New York, February 24, 2026, 11:46 (EST) — Regular session
- Palo Alto Networks shares slipped roughly 0.5% on Tuesday, hitting a 52-week low earlier in the session.
- Cybersecurity stocks have swung wildly after Anthropic launched its code-security AI tool, shaking up software shares.
- Traders eye further analyst resets, with the company’s next earnings update slated for late May.
Palo Alto Networks (PANW.O) slipped roughly 0.5% to $143.39 as of 11:35 a.m. EST, not far from its earlier 52-week low at $142.43. The Nasdaq was up 0.8%, so the cybersecurity stock was underperforming tech peers. (Google)
Palo Alto’s situation is drawing attention, turning into a focal point for the entire “AI disrupts software” narrative—even in areas investors used to consider safer bets. Security budgets usually hold steady, but when that changes, it can catch traders off guard. Right now, they’re sorting out which parts of the workflow automation might cut, and which categories just see spending move around.
Cybersecurity names tumbled on Monday, with shares of Palo Alto dropping roughly 3% and losses at CrowdStrike and Datadog stretching to about 11%, after AI player Anthropic unveiled its latest security tool. Shrenik Kothari at Robert W. Baird described the rout as “a continuation of a panic-driven, narrative-led selloff.” Kothari pushed back on the market’s reaction, saying Anthropic’s launch isn’t a substitute for the real-time threat detection and incident response sold by established platform players. (Reuters)
Some corners of the broader market are beginning to question the narrative that AI will instantly transform enterprise workflows. “You definitely need human intervention, otherwise problems develop,” said Robert Pavlik, senior portfolio manager at Dakota Wealth. Ken Polcari of Slatestone Wealth pointed to a “shoot first, ask questions later” approach, with software stocks seesawing on each new AI headline. (Reuters)
Analysts aren’t letting up on a stock that’s already weighed down. Daiwa Securities trimmed its price target on Palo Alto to $175 from $212, holding on to its “outperform” rating, according to MT Newswires. The new target still suggests room for gains from here, but after the latest drop, the message is more cautious. (MarketScreener)

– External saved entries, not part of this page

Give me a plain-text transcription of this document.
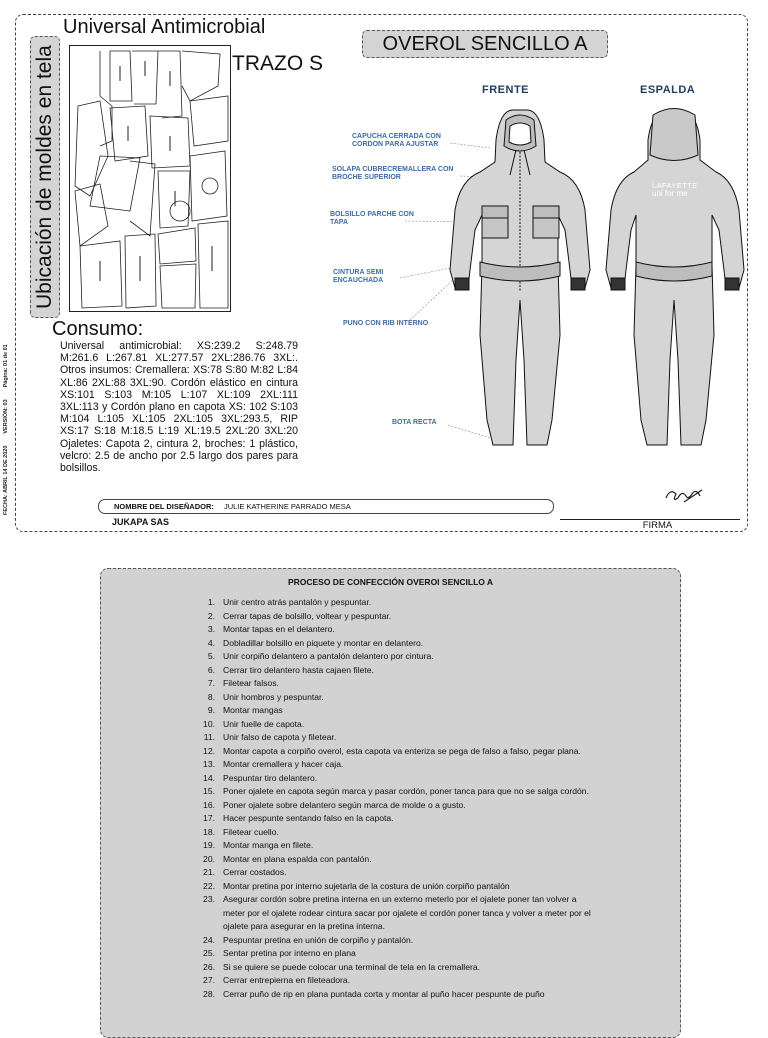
Ubicación de moldes en tela
FECHA: ABRIL 14 DE 2020
VERSIÓN: 03
Página: 01 de 01
Universal Antimicrobial
TRAZO S
OVEROL SENCILLO A
FRENTE	ESPALDA
CAPUCHA CERRADA CON CORDON PARA AJUSTAR
SOLAPA CUBRECREMALLERA CON BROCHE SUPERIOR
BOLSILLO PARCHE CON TAPA
CINTURA SEMI ENCAUCHADA
PUNO CON RIB INTERNO
BOTA RECTA
LAFAYETTE
uni for me
Consumo:
Universal antimicrobial: XS:239.2 S:248.79 M:261.6 L:267.81 XL:277.57 2XL:286.76 3XL:. Otros insumos: Cremallera: XS:78 S:80 M:82 L:84 XL:86 2XL:88 3XL:90. Cordón elástico en cintura XS:101 S:103 M:105 L:107 XL:109 2XL:111 3XL:113 y Cordón plano en capota XS: 102 S:103 M:104 L:105 XL:105 2XL:105 3XL:293.5, RIP XS:17 S:18 M:18.5 L:19 XL:19.5 2XL:20 3XL:20 Ojaletes: Capota 2, cintura 2, broches: 1 plástico, velcro: 2.5 de ancho por 2.5 largo dos pares para bolsillos.
NOMBRE DEL DISEÑADOR: JULIE KATHERINE PARRADO MESA
JUKAPA SAS	FIRMA
PROCESO DE CONFECCIÓN OVEROl SENCILLO A
1. Unir centro atrás pantalón y pespuntar.
2. Cerrar tapas de bolsillo, voltear y pespuntar.
3. Montar tapas en el delantero.
4. Dobladillar bolsillo en piquete y montar en delantero.
5. Unir corpiño delantero a pantalón delantero por cintura.
6. Cerrar tiro delantero hasta cajaen filete.
7. Filetear falsos.
8. Unir hombros y pespuntar.
9. Montar mangas
10. Unir fuelle de capota.
11. Unir falso de capota y filetear.
12. Montar capota a corpiño overol, esta capota va enteriza se pega de falso a falso, pegar plana.
13. Montar cremallera y hacer caja.
14. Pespuntar tiro delantero.
15. Poner ojalete en capota según marca y pasar cordón, poner tanca para que no se salga cordón.
16. Poner ojalete sobre delantero según marca de molde o a gusto.
17. Hacer pespunte sentando falso en la capota.
18. Filetear cuello.
19. Montar manga en filete.
20. Montar en plana espalda con pantalón.
21. Cerrar costados.
22. Montar pretina por interno sujetarla de la costura de unión corpiño pantalón
23. Asegurar cordón sobre pretina interna en un externo meterlo por el ojalete poner tan volver a meter por el ojalete rodear cintura sacar por ojalete el cordón poner tanca y volver a meter por el ojalete para asegurar en la pretina interna.
24. Pespuntar pretina en unión de corpiño y pantalón.
25. Sentar pretina por interno en plana
26. Si se quiere se puede colocar una terminal de tela en la cremallera.
27. Cerrar entrepierna en fileteadora.
28. Cerrar puño de rip en plana puntada corta y montar al puño hacer pespunte de puño
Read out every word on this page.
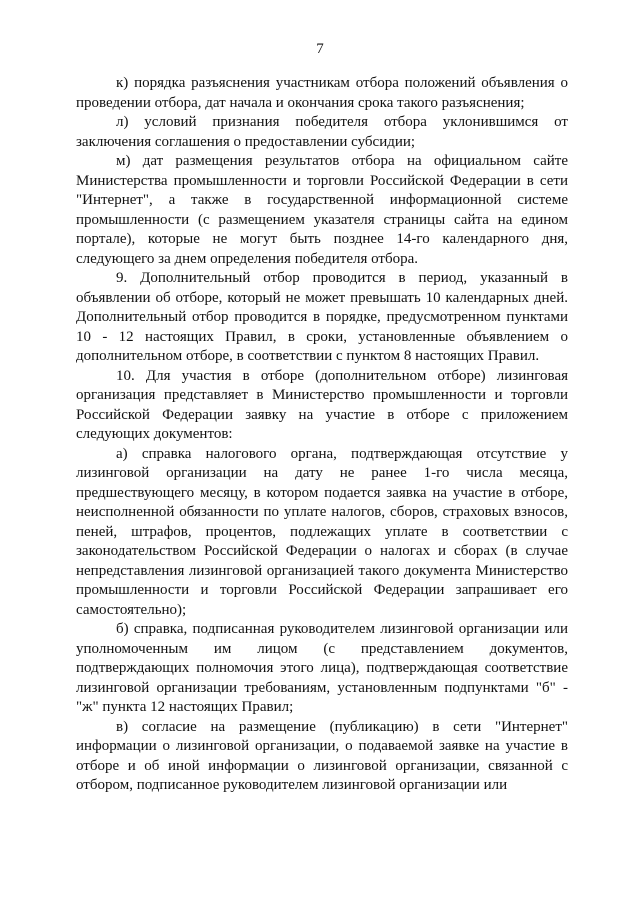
7

к) порядка разъяснения участникам отбора положений объявления о проведении отбора, дат начала и окончания срока такого разъяснения;

л) условий признания победителя отбора уклонившимся от заключения соглашения о предоставлении субсидии;

м) дат размещения результатов отбора на официальном сайте Министерства промышленности и торговли Российской Федерации в сети "Интернет", а также в государственной информационной системе промышленности (с размещением указателя страницы сайта на едином портале), которые не могут быть позднее 14-го календарного дня, следующего за днем определения победителя отбора.

9. Дополнительный отбор проводится в период, указанный в объявлении об отборе, который не может превышать 10 календарных дней. Дополнительный отбор проводится в порядке, предусмотренном пунктами 10 - 12 настоящих Правил, в сроки, установленные объявлением о дополнительном отборе, в соответствии с пунктом 8 настоящих Правил.

10. Для участия в отборе (дополнительном отборе) лизинговая организация представляет в Министерство промышленности и торговли Российской Федерации заявку на участие в отборе с приложением следующих документов:

а) справка налогового органа, подтверждающая отсутствие у лизинговой организации на дату не ранее 1-го числа месяца, предшествующего месяцу, в котором подается заявка на участие в отборе, неисполненной обязанности по уплате налогов, сборов, страховых взносов, пеней, штрафов, процентов, подлежащих уплате в соответствии с законодательством Российской Федерации о налогах и сборах (в случае непредставления лизинговой организацией такого документа Министерство промышленности и торговли Российской Федерации запрашивает его самостоятельно);

б) справка, подписанная руководителем лизинговой организации или уполномоченным им лицом (с представлением документов, подтверждающих полномочия этого лица), подтверждающая соответствие лизинговой организации требованиям, установленным подпунктами "б" - "ж" пункта 12 настоящих Правил;

в) согласие на размещение (публикацию) в сети "Интернет" информации о лизинговой организации, о подаваемой заявке на участие в отборе и об иной информации о лизинговой организации, связанной с отбором, подписанное руководителем лизинговой организации или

Palo Alto turned in fiscal second-quarter revenue of $2.6 billion last week, up 15%, with non-GAAP earnings hitting $1.03 a share. For fiscal 2026, the company projected revenue between $11.28 billion and $11.31 billion, and non-GAAP EPS in a range of $3.65 to $3.70. Those non-GAAP numbers exclude items like acquisition-related costs. Next-Generation Security ARR clocked in at $6.3 billion—a key subscription metric—while remaining performance obligations reached $16.0 billion, representing contracted revenue still on the books. (Palo Alto Networks)
Disruption risk isn’t the only headline here. On Monday, Nvidia announced it’s working with Palo Alto and several other partners to push accelerated computing and AI into the gritty world of operational technology cybersecurity—the backbone systems behind energy, manufacturing, and utilities. This is the part of the market where outages or breaches hit hard, fast, and in the real world. (NVIDIA Blog)
Right now, PANW faces the real possibility that the AI hype will keep triggering rapid revaluations, whether or not the company delivers. Should customers start seeing AI-powered code scanning as “good enough” for certain security layers—especially at a lower cost—platform providers might get squeezed on price and see some lines slow down, despite a backdrop of rising attacks.
Palo Alto’s next quarterly numbers drop May 26, and that’s the big one on the calendar. Investors want to see proof that platform deals, subscriptions, and those recent acquisitions are actually making a difference—billings and cash flow will be under the microscope. (The Wall Street Journal)
For now, traders are eyeing cybersecurity stocks to see if they stabilize after the AI-driven jolt, or if fresh target cuts and shifting “narrative” keep pressing the group lower.